Under President Trump’s executive orders, federal agencies dismantled diversity programs, eliminated DEI offices, and revoked equity-related grants—framing inclusion efforts as discriminatory or “illegal”. This framing ignores decades of evidence showing that inclusive research saves lives. It also disregards the moral obligation of a government to serve all its citizens, not just those who fit a narrow demographic mold.
The origins of the NIMHD go back to 1990 and its forerunner the Office of Minority Programs housed inside the National Institutes of Health (NIH). It’s mission – to confront health disparities head-on — is not optional; it is foundational to a fair and effective healthcare system. Slashing its grant portfolio by more than half sends a chilling message that the health of minority communities is expendable. This is not just bad policy—it is dangerous governance.
And the ramifications of this kind of short-sighted, racially motivated decision-making will be profound. Young scientists committed to studying health equity will face dwindling opportunities, pushing talent out of the field. Community organizations that partner with researchers will lose vital support. And patients—real people with real needs—will pay the ultimate price.

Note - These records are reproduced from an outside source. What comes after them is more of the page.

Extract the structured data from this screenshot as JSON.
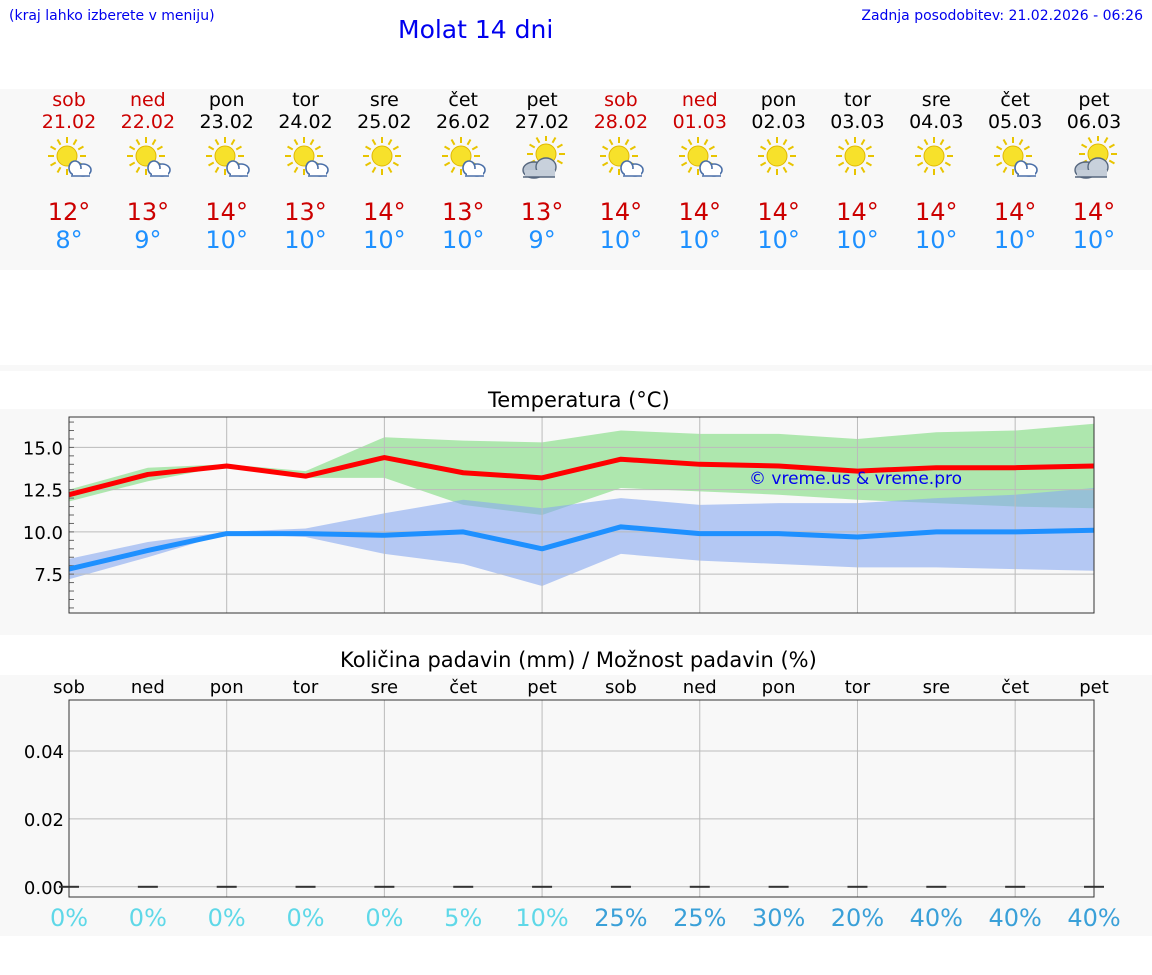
{
  "header": {
    "left_note": "(kraj lahko izberete v meniju)",
    "title": "Molat 14 dni",
    "updated": "Zadnja posodobitev: 21.02.2026 - 06:26"
  },
  "days": [
    {
      "name": "sob",
      "date": "21.02",
      "weekend": true,
      "icon": "sun-cloud-icon",
      "tmax": "12°",
      "tmin": "8°"
    },
    {
      "name": "ned",
      "date": "22.02",
      "weekend": true,
      "icon": "sun-cloud-icon",
      "tmax": "13°",
      "tmin": "9°"
    },
    {
      "name": "pon",
      "date": "23.02",
      "weekend": false,
      "icon": "sun-cloud-icon",
      "tmax": "14°",
      "tmin": "10°"
    },
    {
      "name": "tor",
      "date": "24.02",
      "weekend": false,
      "icon": "sun-cloud-icon",
      "tmax": "13°",
      "tmin": "10°"
    },
    {
      "name": "sre",
      "date": "25.02",
      "weekend": false,
      "icon": "sun-icon",
      "tmax": "14°",
      "tmin": "10°"
    },
    {
      "name": "čet",
      "date": "26.02",
      "weekend": false,
      "icon": "sun-cloud-icon",
      "tmax": "13°",
      "tmin": "10°"
    },
    {
      "name": "pet",
      "date": "27.02",
      "weekend": false,
      "icon": "cloud-sun-icon",
      "tmax": "13°",
      "tmin": "9°"
    },
    {
      "name": "sob",
      "date": "28.02",
      "weekend": true,
      "icon": "sun-cloud-icon",
      "tmax": "14°",
      "tmin": "10°"
    },
    {
      "name": "ned",
      "date": "01.03",
      "weekend": true,
      "icon": "sun-cloud-icon",
      "tmax": "14°",
      "tmin": "10°"
    },
    {
      "name": "pon",
      "date": "02.03",
      "weekend": false,
      "icon": "sun-icon",
      "tmax": "14°",
      "tmin": "10°"
    },
    {
      "name": "tor",
      "date": "03.03",
      "weekend": false,
      "icon": "sun-icon",
      "tmax": "14°",
      "tmin": "10°"
    },
    {
      "name": "sre",
      "date": "04.03",
      "weekend": false,
      "icon": "sun-icon",
      "tmax": "14°",
      "tmin": "10°"
    },
    {
      "name": "čet",
      "date": "05.03",
      "weekend": false,
      "icon": "sun-cloud-icon",
      "tmax": "14°",
      "tmin": "10°"
    },
    {
      "name": "pet",
      "date": "06.03",
      "weekend": false,
      "icon": "cloud-sun-icon",
      "tmax": "14°",
      "tmin": "10°"
    }
  ],
  "chart_data": [
    {
      "type": "line",
      "title": "Temperatura (°C)",
      "ylim": [
        5.2,
        16.8
      ],
      "yticks": [
        "15.0",
        "12.5",
        "10.0",
        "7.5"
      ],
      "ytick_values": [
        15.0,
        12.5,
        10.0,
        7.5
      ],
      "watermark": "© vreme.us & vreme.pro",
      "series": [
        {
          "name": "max",
          "color": "#ff0000",
          "values": [
            12.2,
            13.4,
            13.9,
            13.3,
            14.4,
            13.5,
            13.2,
            14.3,
            14.0,
            13.9,
            13.6,
            13.8,
            13.8,
            13.9
          ]
        },
        {
          "name": "min",
          "color": "#1e90ff",
          "values": [
            7.8,
            8.9,
            9.9,
            9.9,
            9.8,
            10.0,
            9.0,
            10.3,
            9.9,
            9.9,
            9.7,
            10.0,
            10.0,
            10.1
          ]
        }
      ],
      "bands": [
        {
          "name": "max-range",
          "color": "#7ddc7d",
          "upper": [
            12.5,
            13.8,
            14.0,
            13.6,
            15.6,
            15.4,
            15.3,
            16.0,
            15.8,
            15.8,
            15.5,
            15.9,
            16.0,
            16.4
          ],
          "lower": [
            11.8,
            13.0,
            13.9,
            13.2,
            13.2,
            11.6,
            11.0,
            12.6,
            12.4,
            12.2,
            11.9,
            11.7,
            11.5,
            11.4
          ]
        },
        {
          "name": "min-range",
          "color": "#87a9f0",
          "upper": [
            8.4,
            9.4,
            10.0,
            10.2,
            11.1,
            11.9,
            11.4,
            12.0,
            11.6,
            11.7,
            11.7,
            12.0,
            12.2,
            12.6
          ],
          "lower": [
            7.2,
            8.5,
            9.9,
            9.7,
            8.7,
            8.1,
            6.8,
            8.7,
            8.3,
            8.1,
            7.9,
            7.9,
            7.8,
            7.7
          ]
        }
      ]
    },
    {
      "type": "bar",
      "title": "Količina padavin (mm) / Možnost padavin (%)",
      "categories": [
        "sob",
        "ned",
        "pon",
        "tor",
        "sre",
        "čet",
        "pet",
        "sob",
        "ned",
        "pon",
        "tor",
        "sre",
        "čet",
        "pet"
      ],
      "values": [
        0,
        0,
        0,
        0,
        0,
        0,
        0,
        0,
        0,
        0,
        0,
        0,
        0,
        0
      ],
      "ylim": [
        -0.003,
        0.055
      ],
      "yticks": [
        "0.04",
        "0.02",
        "0.00"
      ],
      "ytick_values": [
        0.04,
        0.02,
        0.0
      ],
      "probability_labels": [
        "0%",
        "0%",
        "0%",
        "0%",
        "0%",
        "5%",
        "10%",
        "25%",
        "25%",
        "30%",
        "20%",
        "40%",
        "40%",
        "40%"
      ],
      "probability_values": [
        0,
        0,
        0,
        0,
        0,
        5,
        10,
        25,
        25,
        30,
        20,
        40,
        40,
        40
      ]
    }
  ]
}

Public health is not a partisan issue; it is a national priority. Lawmakers must restore funding to NIMHD and reaffirm the value of DEI in research. Philanthropic organizations and private sectors should step in to fill gaps, but they cannot replace the scale and stability of federal investment. Most importantly, we must challenge the false narratives that equate inclusion with mediocrity.
It’s a testament to how far we have regressed as a country that we have to even debate this issue. Science thrives on diversity—of thought, of experience, of perspective. The health of our nation depends on it.
David R. Jones, Esq., is President and CEO of the Community Service Society of New York (CSS), the leading voice on behalf of low-income New Yorkers for more than 175 years. The views expressed in this column are solely those of the writer. The Urban Agenda is available on CSS’s website: www.cssny.org.